Eurotunnel passengers are set to face miserable cross-Channel delays due to new immigration exit checks – but investors were given reason to celebrate as the dividend was hiked 20 per cent after annual profits almost doubled.
It comes as the Government demanded that Eurotunnel – and ferry operators – must check the identity of every traveller leaving the UK, which is set to trigger long delays at the train service’s Kent terminal during peak summer travel. Experts predict queues of up to five miles when the new exit-check regime starts on 8 April.
But shareholders will cash in, because in 2014, the 20th anniversary of the opening of the tunnel, Eurotunnel’s Shuttles transported 2.6 million cars and 1.4 million trucks under the English Channel, while Eurostar’s high-speed trains now pack on 3 per cent more passengers – almost 10.4 million. Pre-tax profit shot up 89 per cent to €56m (£41m).
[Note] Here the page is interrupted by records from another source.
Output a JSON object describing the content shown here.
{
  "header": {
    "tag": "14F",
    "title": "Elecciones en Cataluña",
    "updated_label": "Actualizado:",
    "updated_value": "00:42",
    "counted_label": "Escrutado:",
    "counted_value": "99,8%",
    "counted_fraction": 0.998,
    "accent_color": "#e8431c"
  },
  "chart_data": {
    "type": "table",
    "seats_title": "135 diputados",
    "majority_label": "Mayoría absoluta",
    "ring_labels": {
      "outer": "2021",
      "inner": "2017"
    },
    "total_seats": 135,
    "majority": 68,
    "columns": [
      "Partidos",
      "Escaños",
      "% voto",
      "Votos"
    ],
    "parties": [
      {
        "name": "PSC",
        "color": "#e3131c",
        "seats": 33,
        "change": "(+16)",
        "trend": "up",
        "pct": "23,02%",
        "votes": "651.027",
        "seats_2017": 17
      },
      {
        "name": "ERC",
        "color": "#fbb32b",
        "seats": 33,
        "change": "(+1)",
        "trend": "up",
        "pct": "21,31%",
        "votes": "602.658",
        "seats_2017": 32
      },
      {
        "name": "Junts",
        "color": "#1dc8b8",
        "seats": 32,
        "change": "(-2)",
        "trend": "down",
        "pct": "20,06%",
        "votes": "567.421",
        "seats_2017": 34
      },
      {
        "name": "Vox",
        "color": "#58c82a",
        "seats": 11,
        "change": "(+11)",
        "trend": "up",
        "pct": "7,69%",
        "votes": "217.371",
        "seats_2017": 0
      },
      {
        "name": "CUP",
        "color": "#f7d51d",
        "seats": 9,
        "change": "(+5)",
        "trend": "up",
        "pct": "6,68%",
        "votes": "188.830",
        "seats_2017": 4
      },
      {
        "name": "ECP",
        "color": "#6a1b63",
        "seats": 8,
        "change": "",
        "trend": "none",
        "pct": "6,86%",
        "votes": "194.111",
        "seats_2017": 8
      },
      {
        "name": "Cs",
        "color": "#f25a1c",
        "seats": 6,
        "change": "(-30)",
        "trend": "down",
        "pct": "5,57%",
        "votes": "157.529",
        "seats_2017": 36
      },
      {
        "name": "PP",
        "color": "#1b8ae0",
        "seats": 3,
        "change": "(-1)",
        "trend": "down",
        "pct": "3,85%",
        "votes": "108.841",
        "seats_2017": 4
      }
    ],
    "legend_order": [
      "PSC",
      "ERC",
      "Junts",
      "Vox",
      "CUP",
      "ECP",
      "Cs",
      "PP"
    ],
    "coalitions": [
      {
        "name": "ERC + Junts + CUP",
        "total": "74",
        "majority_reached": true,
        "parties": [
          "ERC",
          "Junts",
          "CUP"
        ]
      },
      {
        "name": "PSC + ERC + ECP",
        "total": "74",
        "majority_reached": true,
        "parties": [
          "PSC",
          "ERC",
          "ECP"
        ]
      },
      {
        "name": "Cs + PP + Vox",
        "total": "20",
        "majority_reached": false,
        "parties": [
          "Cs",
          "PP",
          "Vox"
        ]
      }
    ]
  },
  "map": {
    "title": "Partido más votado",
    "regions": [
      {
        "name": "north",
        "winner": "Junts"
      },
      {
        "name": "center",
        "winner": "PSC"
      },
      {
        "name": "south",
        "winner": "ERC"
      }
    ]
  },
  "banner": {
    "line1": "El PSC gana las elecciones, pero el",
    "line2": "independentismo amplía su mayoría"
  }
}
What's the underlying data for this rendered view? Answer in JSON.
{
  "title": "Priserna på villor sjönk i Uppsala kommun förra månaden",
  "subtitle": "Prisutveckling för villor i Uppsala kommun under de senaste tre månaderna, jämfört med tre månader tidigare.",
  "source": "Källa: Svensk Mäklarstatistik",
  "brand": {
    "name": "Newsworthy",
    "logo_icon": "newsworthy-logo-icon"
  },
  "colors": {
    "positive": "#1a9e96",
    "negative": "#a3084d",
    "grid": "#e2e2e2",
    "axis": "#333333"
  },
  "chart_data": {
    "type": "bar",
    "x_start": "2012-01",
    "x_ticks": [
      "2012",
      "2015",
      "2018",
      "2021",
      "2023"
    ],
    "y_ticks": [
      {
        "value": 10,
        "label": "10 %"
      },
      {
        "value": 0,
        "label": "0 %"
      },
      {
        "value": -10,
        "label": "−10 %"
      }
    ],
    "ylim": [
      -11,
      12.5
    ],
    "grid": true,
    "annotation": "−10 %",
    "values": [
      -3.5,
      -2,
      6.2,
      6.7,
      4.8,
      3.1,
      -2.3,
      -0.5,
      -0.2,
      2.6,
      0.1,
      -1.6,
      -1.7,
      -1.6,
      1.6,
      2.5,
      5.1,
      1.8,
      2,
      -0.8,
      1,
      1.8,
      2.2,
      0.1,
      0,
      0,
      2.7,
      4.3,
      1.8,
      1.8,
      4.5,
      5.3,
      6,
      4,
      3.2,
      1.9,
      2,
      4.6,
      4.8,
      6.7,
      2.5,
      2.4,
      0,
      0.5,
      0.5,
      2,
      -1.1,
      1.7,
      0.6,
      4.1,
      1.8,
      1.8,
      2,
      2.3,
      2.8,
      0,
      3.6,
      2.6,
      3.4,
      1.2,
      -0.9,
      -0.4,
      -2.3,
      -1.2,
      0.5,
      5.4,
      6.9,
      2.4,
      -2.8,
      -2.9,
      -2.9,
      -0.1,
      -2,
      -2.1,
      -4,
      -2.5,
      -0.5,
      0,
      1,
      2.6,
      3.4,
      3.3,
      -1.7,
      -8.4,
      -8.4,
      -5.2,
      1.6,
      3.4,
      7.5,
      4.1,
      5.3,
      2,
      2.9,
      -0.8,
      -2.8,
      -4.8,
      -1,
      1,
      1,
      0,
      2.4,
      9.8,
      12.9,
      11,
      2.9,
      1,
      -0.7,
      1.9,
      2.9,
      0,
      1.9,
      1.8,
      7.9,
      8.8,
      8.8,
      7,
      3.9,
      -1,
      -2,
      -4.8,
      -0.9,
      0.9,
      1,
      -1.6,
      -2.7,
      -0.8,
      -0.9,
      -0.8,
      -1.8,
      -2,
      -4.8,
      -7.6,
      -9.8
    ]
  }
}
The pacy performance was “led by growth in the UK economy and signs of improvement in Europe”, Eurotunnel said. It’s now proposing a 20 per cent rise in the dividend, to €0.18 a share. Revenues increased by 7 per cent to €1.2bn last year.
Yet just seven years ago Eurotunnel was in the French equivalent of Chapter 11 bankruptcy protection, and chairman Jacques Gounon had to instigate major restructuring. The Government is selling its 40 per cent stake in Eurostar to an Anglo-Canadian consortium for £757.1m.